Ohio Slips In Annual Tax Foundation Ranking
Ohio improved in some individual standings in an annual ranking of states business tax climates, but still slipped one slot overall to remain in the bottom five nationwide.
The Washington, D.C.-based Tax Foundation research group on Monday released its annual State Business Tax Climate Index, which placed Ohio 47th, down from 46th in 2007. This is the sixth consecutive year Ohio has placed in the bottom five of the index, though it has moved away from a No. 49 ranking in 2006.
The ranking is a combination of scores for states income, sales, property, corporate and unemployment insurance tax rates. Those are scored on a scale of zero to 10 for how conducive or hostile to business they are, and are weighted by importance in that order.

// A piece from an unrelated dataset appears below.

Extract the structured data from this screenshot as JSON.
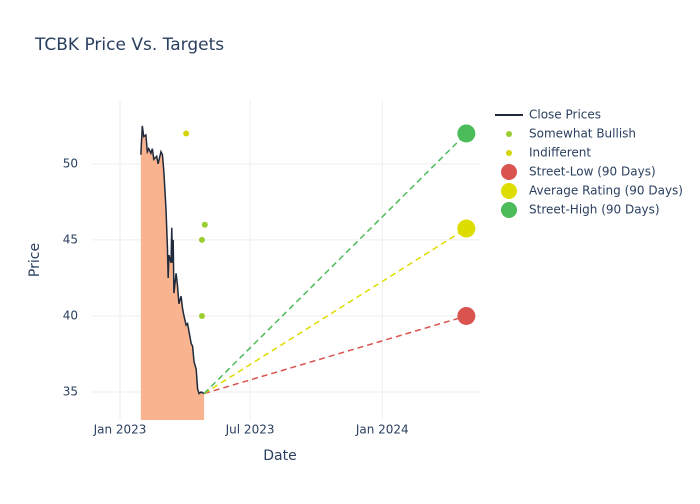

Ohio again fared best in the unemployment insurance tax category, but it slipped to No. 15 from No. 11 last year. The state drew the worst marks for its individual income tax rate, placing No. 47 when stacked against other states.
John Kohlstrand, a spokesman for the Ohio Department of Taxation, said the department is disappointed again in this years results, but not because of the states low ranking. Top tax officials have been largely critical of the annual report, notably when former Tax Commissioner William Wilkins in 2006 called the foundations annual ranking bogus.
The state has stood behind an analysis issued last year by the Education Tax Policy Institute that pokes holes in the foundations methodology and questions the sometimes erratic fluctuation in states rankings, including Ohios, over the years.
Despite the foundations low ranking of Ohio, it pointed to some changes in recent years as signs of progress. The state climbed to No. 33 in the foundations gauge of corporate tax rates, from 36th a year ago. The improvement came in the final stages of a five-year phase-in of Ohios commercial activity tax, which starting in April 2009 will replace other assessments, including the personal property tax and the state franchise tax.
The foundation said that while the full effect of the CAT wont be known for at least another year, it expects Ohios rank for individual income taxes to improve as rates continue to fall through 2010, the result of 2005 legislation from the Taft administration that phased in a 20 percent cut over five years. Improvement in that ranking, however, could be muted by extensive local income tax rates, the foundation said.
Kohlstrand cited the CAT phase-in and income tax cuts as indications that the states tax burden on businesses continues to get lighter.
We believe the tax burden in Ohio is around the middle of the pack because of tax reforms enacted by the Taft administration ... and embraced by the Strickland administration, he said. The feedback we get from the business community has largely been positive.